Riding keeps Julian O’Loughlin connected and centred

Julian was 3 when he learned his first trick on his bike.

We used to have this paved ramp that ran down from the shed to a courtyard below. I remember starting at the top on this little red and yellow bike and bombing all the way down to the front gate. I did it so often I became confident enough to put my feet through the handlebars. It’s possibly the first and only trick I ever learnt, and is probably where I first became aware of safe cycling and the importance of it.

Socialising, serenity and fitness keeps Julian riding.

You get to spend time with friends, make new friends and just catch up and have a good old chat. You can also choose to be immersed in your own company and your thoughts; to reflect, reset and simply enjoy being out in the open air. Lastly, it's the fitness aspect and seeing your health goals eventuate.

It’s an activity he loves sharing with his dad.

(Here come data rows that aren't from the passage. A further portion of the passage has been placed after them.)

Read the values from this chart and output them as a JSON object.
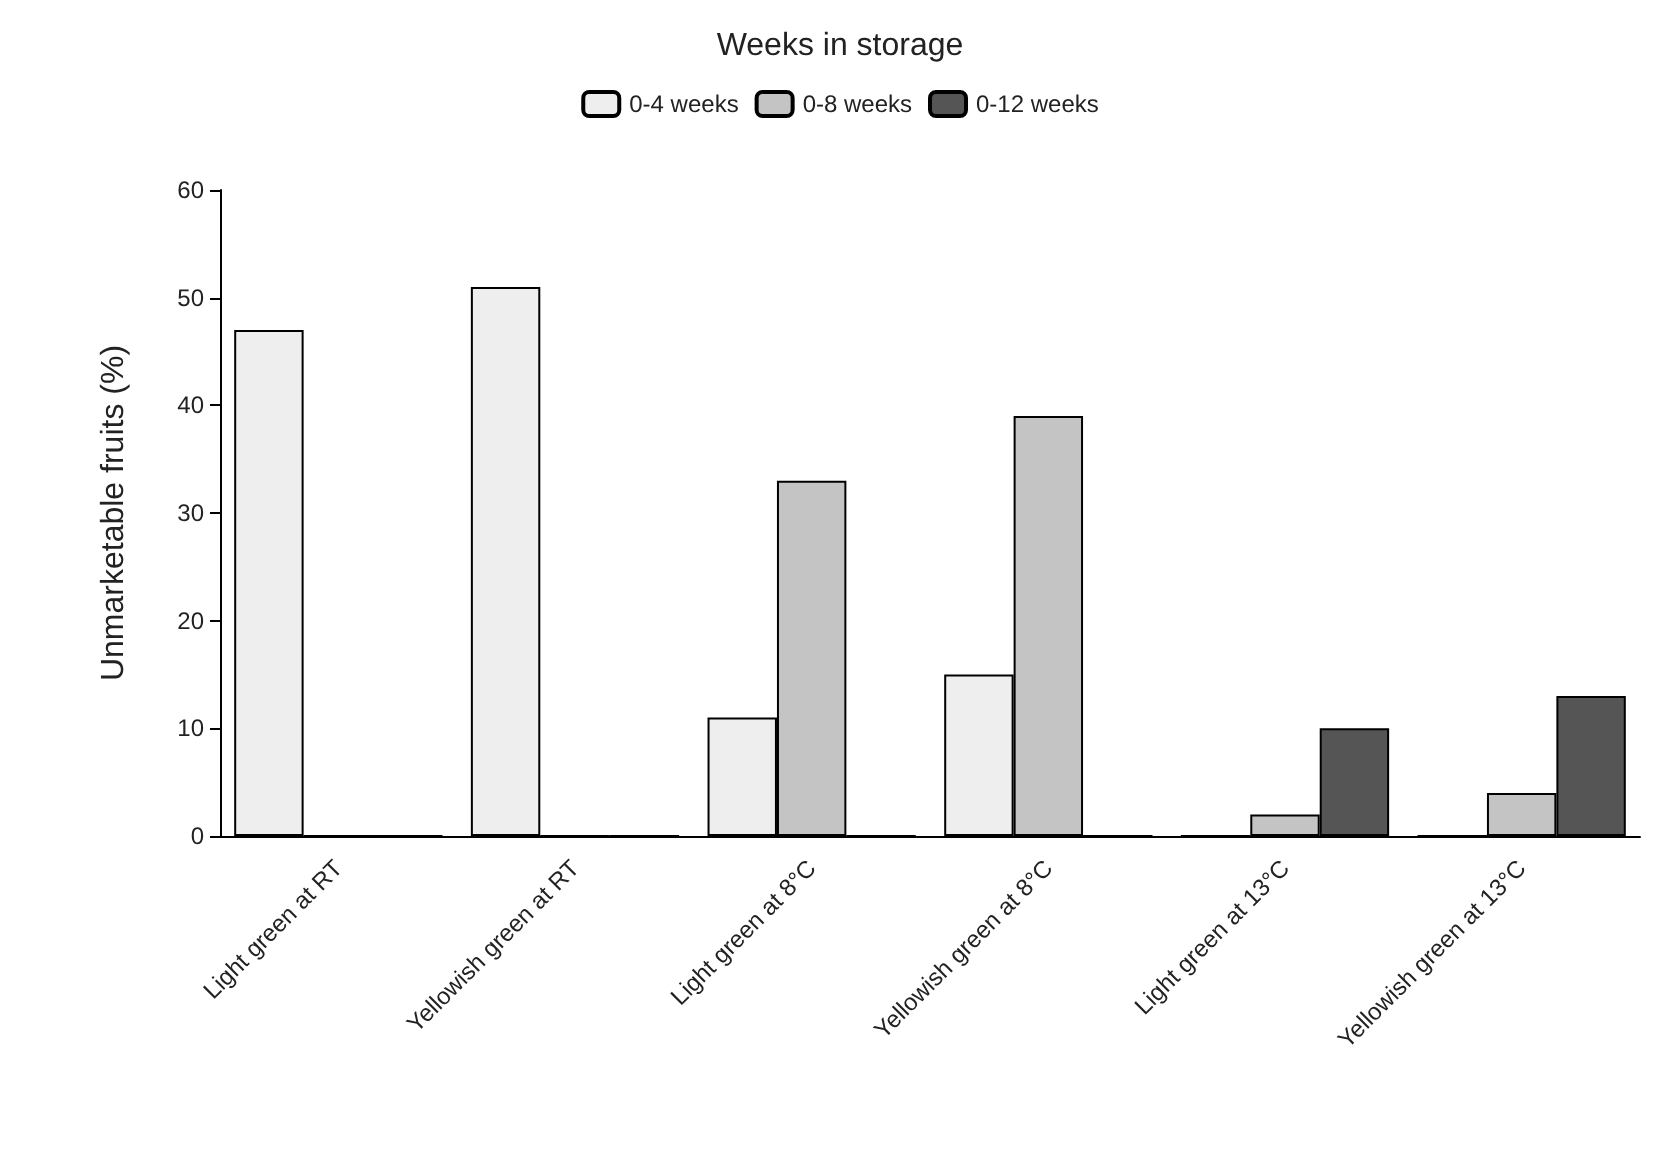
{
  "chart_data": {
    "type": "bar",
    "legend_title": "Weeks in storage",
    "ylabel": "Unmarketable fruits (%)",
    "categories": [
      "Light green at RT",
      "Yellowish green at RT",
      "Light green at 8°C",
      "Yellowish green at 8°C",
      "Light green at 13°C",
      "Yellowish green at 13°C"
    ],
    "series": [
      {
        "name": "0-4 weeks",
        "color": "#eeeeee",
        "values": [
          47,
          51,
          11,
          15,
          0,
          0
        ]
      },
      {
        "name": "0-8 weeks",
        "color": "#c4c4c4",
        "values": [
          0,
          0,
          33,
          39,
          2,
          4
        ]
      },
      {
        "name": "0-12 weeks",
        "color": "#555555",
        "values": [
          0,
          0,
          0,
          0,
          10,
          13
        ]
      }
    ],
    "ylim": [
      0,
      60
    ],
    "yticks": [
      0,
      10,
      20,
      30,
      40,
      50,
      60
    ],
    "grid": false,
    "legend": "top"
  }
}
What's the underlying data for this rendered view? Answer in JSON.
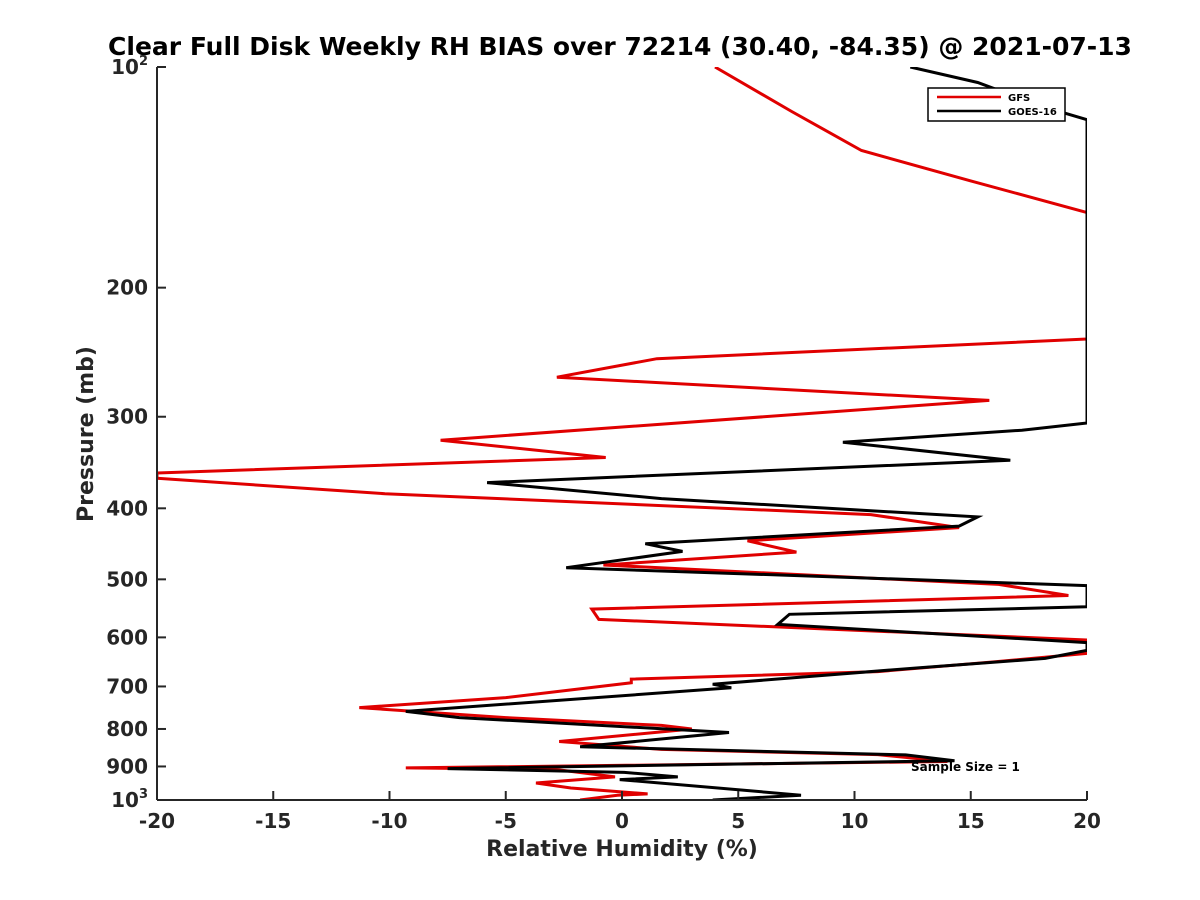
{
  "chart_data": {
    "type": "line",
    "title": "Clear Full Disk Weekly RH BIAS over 72214 (30.40, -84.35) @ 2021-07-13",
    "xlabel": "Relative Humidity (%)",
    "ylabel": "Pressure (mb)",
    "xlim": [
      -20,
      20
    ],
    "ylim": [
      100,
      1000
    ],
    "yscale": "log",
    "y_reversed": true,
    "grid": false,
    "legend_position": "top-right",
    "x_ticks": [
      -20,
      -15,
      -10,
      -5,
      0,
      5,
      10,
      15,
      20
    ],
    "x_tick_labels": [
      "-20",
      "-15",
      "-10",
      "-5",
      "0",
      "5",
      "10",
      "15",
      "20"
    ],
    "y_ticks": [
      {
        "value": 100,
        "label": "10",
        "sup": "2"
      },
      {
        "value": 200,
        "label": "200",
        "sup": ""
      },
      {
        "value": 300,
        "label": "300",
        "sup": ""
      },
      {
        "value": 400,
        "label": "400",
        "sup": ""
      },
      {
        "value": 500,
        "label": "500",
        "sup": ""
      },
      {
        "value": 600,
        "label": "600",
        "sup": ""
      },
      {
        "value": 700,
        "label": "700",
        "sup": ""
      },
      {
        "value": 800,
        "label": "800",
        "sup": ""
      },
      {
        "value": 900,
        "label": "900",
        "sup": ""
      },
      {
        "value": 1000,
        "label": "10",
        "sup": "3"
      }
    ],
    "series": [
      {
        "name": "GFS",
        "color": "#e00000",
        "points": [
          [
            4,
            100
          ],
          [
            7.3,
            115
          ],
          [
            10.3,
            130
          ],
          [
            15,
            143
          ],
          [
            20,
            158
          ],
          [
            20,
            235
          ],
          [
            1.5,
            250
          ],
          [
            -2.8,
            265
          ],
          [
            15.8,
            285
          ],
          [
            -7.8,
            323
          ],
          [
            -0.7,
            341
          ],
          [
            -20,
            358
          ],
          [
            -20,
            364
          ],
          [
            -10.2,
            382
          ],
          [
            10.7,
            408
          ],
          [
            14.5,
            425
          ],
          [
            5.4,
            443
          ],
          [
            7.5,
            459
          ],
          [
            -0.8,
            478
          ],
          [
            16.2,
            508
          ],
          [
            19.2,
            526
          ],
          [
            -1.3,
            549
          ],
          [
            -1,
            567
          ],
          [
            20,
            605
          ],
          [
            20,
            631
          ],
          [
            16,
            648
          ],
          [
            11,
            668
          ],
          [
            0.4,
            684
          ],
          [
            0.4,
            692
          ],
          [
            -5,
            725
          ],
          [
            -11.3,
            748
          ],
          [
            -5,
            772
          ],
          [
            1.7,
            791
          ],
          [
            3,
            800
          ],
          [
            -2.7,
            832
          ],
          [
            1.7,
            853
          ],
          [
            11,
            867
          ],
          [
            14,
            886
          ],
          [
            -9.3,
            904
          ],
          [
            -2.8,
            909
          ],
          [
            -0.3,
            930
          ],
          [
            -3.7,
            948
          ],
          [
            -2.2,
            963
          ],
          [
            1.1,
            981
          ],
          [
            -0.2,
            985
          ],
          [
            -1.8,
            1000
          ]
        ]
      },
      {
        "name": "GOES-16",
        "color": "#000000",
        "points": [
          [
            12.4,
            100
          ],
          [
            15.3,
            105
          ],
          [
            18,
            113
          ],
          [
            20,
            118
          ],
          [
            20,
            306
          ],
          [
            17.2,
            313
          ],
          [
            9.5,
            325
          ],
          [
            16.7,
            344
          ],
          [
            -5.8,
            369
          ],
          [
            1.7,
            388
          ],
          [
            15.3,
            411
          ],
          [
            14.5,
            423
          ],
          [
            1,
            447
          ],
          [
            2.6,
            458
          ],
          [
            -2.4,
            482
          ],
          [
            20,
            510
          ],
          [
            20,
            545
          ],
          [
            7.2,
            558
          ],
          [
            6.7,
            576
          ],
          [
            20,
            610
          ],
          [
            20,
            625
          ],
          [
            18.2,
            641
          ],
          [
            12.8,
            660
          ],
          [
            3.9,
            695
          ],
          [
            4.7,
            703
          ],
          [
            -9.3,
            757
          ],
          [
            -7,
            772
          ],
          [
            4.6,
            809
          ],
          [
            -1.8,
            846
          ],
          [
            12.2,
            868
          ],
          [
            14.3,
            884
          ],
          [
            -7.5,
            906
          ],
          [
            0.1,
            917
          ],
          [
            2.4,
            930
          ],
          [
            -0.1,
            938
          ],
          [
            7.7,
            985
          ],
          [
            3.9,
            1000
          ]
        ]
      }
    ],
    "annotations": [
      "Sample Size = 1"
    ]
  }
}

We're forced to talk to each other when we’re out riding for 2-3 hours (laughs). It's nice to share a common interest and spend time together while enjoying something we both love. Sometimes the conversations are us just chatting away, sometimes we’re venting, and other times we’re talking about cycling. We’re not getting any younger so it's always great to spend a few hours together, followed by a coffee.

Riding to work is Julian’s preferred morning pick-me-up.

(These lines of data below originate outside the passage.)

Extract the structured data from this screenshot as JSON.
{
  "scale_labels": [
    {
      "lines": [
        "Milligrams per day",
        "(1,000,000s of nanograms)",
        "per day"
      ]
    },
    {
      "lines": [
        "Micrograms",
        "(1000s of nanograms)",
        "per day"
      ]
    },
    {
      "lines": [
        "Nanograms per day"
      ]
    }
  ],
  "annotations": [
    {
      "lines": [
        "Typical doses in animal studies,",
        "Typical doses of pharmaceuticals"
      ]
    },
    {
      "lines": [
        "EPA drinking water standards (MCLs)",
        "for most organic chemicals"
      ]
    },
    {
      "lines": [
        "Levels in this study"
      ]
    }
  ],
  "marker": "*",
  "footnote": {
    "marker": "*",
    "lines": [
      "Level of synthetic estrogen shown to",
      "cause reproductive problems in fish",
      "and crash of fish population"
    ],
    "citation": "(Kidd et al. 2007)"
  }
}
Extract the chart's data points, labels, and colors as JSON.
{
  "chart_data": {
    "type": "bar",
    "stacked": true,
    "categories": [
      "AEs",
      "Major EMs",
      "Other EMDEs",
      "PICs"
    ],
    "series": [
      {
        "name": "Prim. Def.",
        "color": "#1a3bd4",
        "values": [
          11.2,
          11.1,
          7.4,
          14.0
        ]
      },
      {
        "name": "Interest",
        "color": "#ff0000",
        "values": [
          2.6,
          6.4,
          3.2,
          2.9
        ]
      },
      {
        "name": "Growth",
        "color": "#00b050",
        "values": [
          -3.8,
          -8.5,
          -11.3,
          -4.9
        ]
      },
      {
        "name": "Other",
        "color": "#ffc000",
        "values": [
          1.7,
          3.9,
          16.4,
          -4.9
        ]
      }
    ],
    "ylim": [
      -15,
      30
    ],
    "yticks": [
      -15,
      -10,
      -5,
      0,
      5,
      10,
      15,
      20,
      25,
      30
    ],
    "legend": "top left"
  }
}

I feel better when I’ve ridden to work. I get to see the sunrise, and I feel awake and alert once I arrive. I'm lucky that I have an interesting nature ride. There's always kangaroos, emus and birdlife to appreciate. You don't get that in your car or on public transport. It might take a little longer but it's well worth it.

He’s vigilant about preparing his clothing and bike so he can be seen.

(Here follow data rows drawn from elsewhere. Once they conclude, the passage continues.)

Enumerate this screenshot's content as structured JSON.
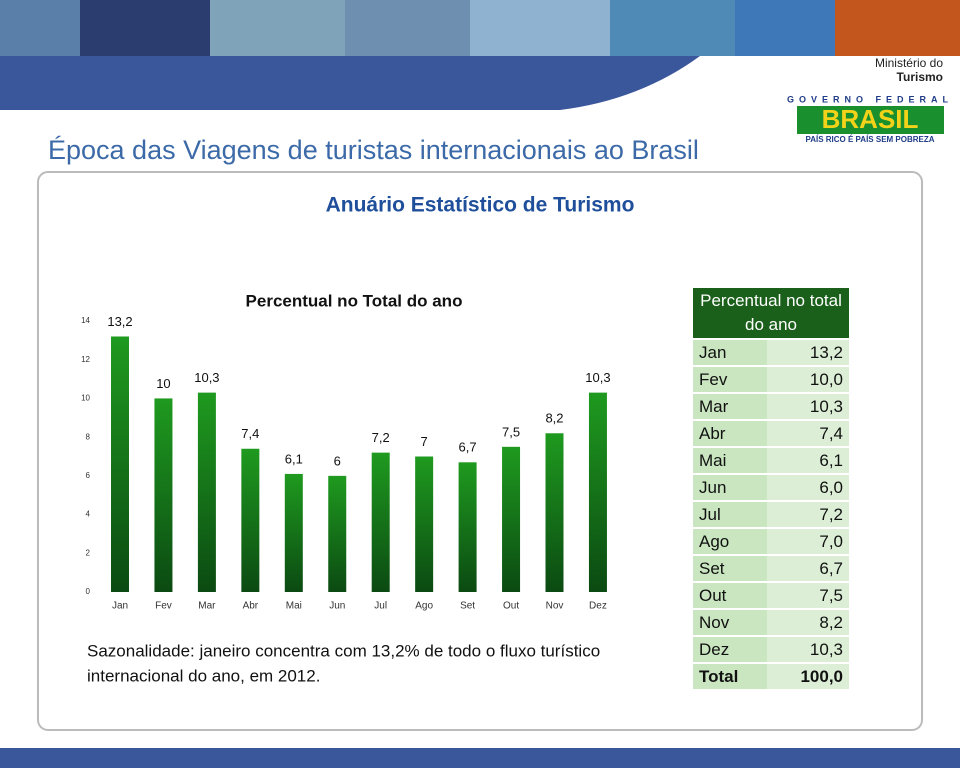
{
  "header": {
    "title": "Época das Viagens de turistas internacionais ao Brasil",
    "ministry": "Ministério do",
    "ministry_name": "Turismo",
    "gov": "GOVERNO FEDERAL",
    "brand": "BRASIL",
    "motto": "PAÍS RICO É PAÍS SEM POBREZA"
  },
  "subtitle": "Anuário Estatístico de Turismo",
  "chart_data": {
    "type": "bar",
    "title": "Percentual no Total do ano",
    "categories": [
      "Jan",
      "Fev",
      "Mar",
      "Abr",
      "Mai",
      "Jun",
      "Jul",
      "Ago",
      "Set",
      "Out",
      "Nov",
      "Dez"
    ],
    "values": [
      13.2,
      10,
      10.3,
      7.4,
      6.1,
      6,
      7.2,
      7,
      6.7,
      7.5,
      8.2,
      10.3
    ],
    "value_labels": [
      "13,2",
      "10",
      "10,3",
      "7,4",
      "6,1",
      "6",
      "7,2",
      "7",
      "6,7",
      "7,5",
      "8,2",
      "10,3"
    ],
    "color": "#1f9a1f",
    "ylim": [
      0,
      14
    ],
    "yticks": [
      0,
      2,
      4,
      6,
      8,
      10,
      12,
      14
    ]
  },
  "note": [
    "Sazonalidade: janeiro concentra com 13,2% de todo o fluxo turístico",
    "internacional do ano, em 2012."
  ],
  "table": {
    "header": "Percentual no total do ano",
    "rows": [
      [
        "Jan",
        "13,2"
      ],
      [
        "Fev",
        "10,0"
      ],
      [
        "Mar",
        "10,3"
      ],
      [
        "Abr",
        "7,4"
      ],
      [
        "Mai",
        "6,1"
      ],
      [
        "Jun",
        "6,0"
      ],
      [
        "Jul",
        "7,2"
      ],
      [
        "Ago",
        "7,0"
      ],
      [
        "Set",
        "6,7"
      ],
      [
        "Out",
        "7,5"
      ],
      [
        "Nov",
        "8,2"
      ],
      [
        "Dez",
        "10,3"
      ],
      [
        "Total",
        "100,0"
      ]
    ]
  }
}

I’ve got bright and visible lights on both front and back, and use eye contact with drivers when I can. I never assume I've been seen, even if my lights are going full gas. I always anticipate a failure of being seen or a fault in judgement. That way I'm ready for the situation.

Julian urges riders and drivers to look out for each other on the roads.

For drivers, allow enough space to see past the rider, use indicators so everyone knows what you’re doing and pass with care. One person riding a bike won't hold you up for more than a few seconds. And for riders, positive reinforcement is the key. Give a driver the confidence that you've seen them, and acknowledge the driver’s attempt to make you feel safer with a wave or something.

A little extra respect will go a long way in keeping each other safe.

If our attitudes and respect don't change towards one another, nothing will. We all have different agendas, whether that’s riding a bike, making it to work on time or avoiding the school rush. But the end goal is always the same, and that's arriving home safely. Look past the lycra and you see a father, a daughter, a teacher, a paramedic, a truckie, a tradie or a student.

Julian learned about road safety early on from his dad, who was a paramedic.

Dad is all too familiar with the number of drivers that take their responsibility and duty of care towards other road users for granted. I reckon Dad drives as he rides; enjoying the freedom it gives him, while still being very tuned in to how he engages with other road users.